Executives from many of America's leading newspaper companies and the head of the Associated Press met quietly in Chicago on Thursday to discuss ways to increase revenues from their online operations -- presumably by charging visitors to their websites -- as well as how to recapture some share of their catastrophically declining classified ad business.
The meeting, whose participants included an antitrust lawyer to make sure the conversation didn't stray into impermissible collusion or price-fixing, was conducted under the auspices of the Newspaper Assn. of America, and its agenda was titled "Models to Lawfully Monetize Content." These guys may be slow on the uptake, but their legal departments have schooled them well in risk management.
Simply put, the reason industry leaders -- a fractious, hidebound and habitually timid group even in the best of times -- finally were willing to come together and discuss the crisis is this: Unless the English-speaking world's newspapers find a way to charge for the content they currently give away free on their websites and allow to be aggregated and sold to advertisers by Internet search-engine companies that pay no fees for the privilege, most papers won't survive very far into the next decade.
The facts are stark: Over the last three years, American newspapers alone have lost 40% of their classified advertising -- $7 billion worth -- to free Internet sites such as Craigslist. Over that same period, display advertising sales have dropped by a quarter, which amounts to an additional $12 billion each year.

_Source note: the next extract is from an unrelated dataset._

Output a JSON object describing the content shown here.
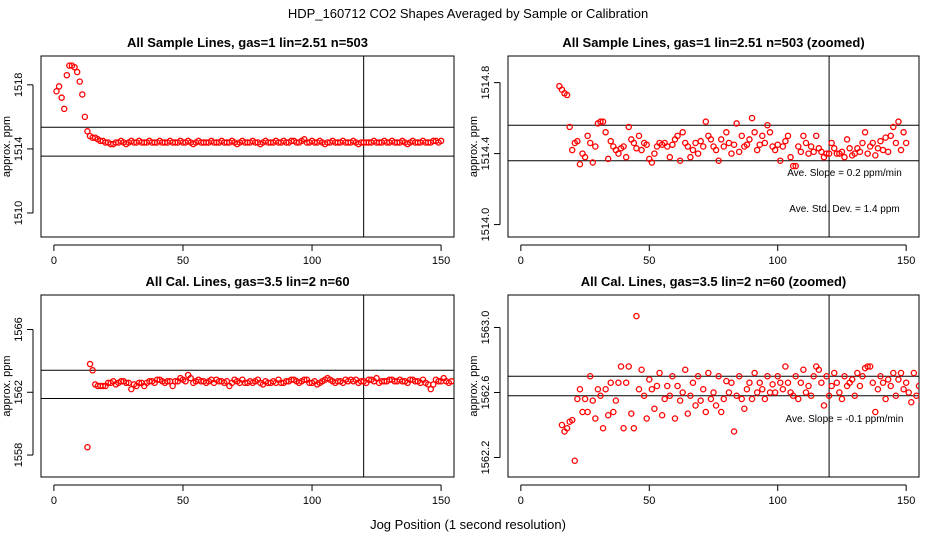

Although it's true that newspapers' own online advertising has grown significantly in percentage terms over those 36 months, the annual increase actually amounts to just $445 million, according to the Associated Press.
You don't need a CFO -- or even a calculator -- to know where all this is heading.
There's an additional source of urgency: For nearly a decade now, every new proprietor or publisher who comes on board an American newspaper sensibly announces that they understand that they can't cut their way to success, that they need to find ways to grow revenues. Then, because none of them have been able to do so in any significant way, they go right on cutting because they have investors or creditors to satisfy -- or simply because they can't think of anything else to do.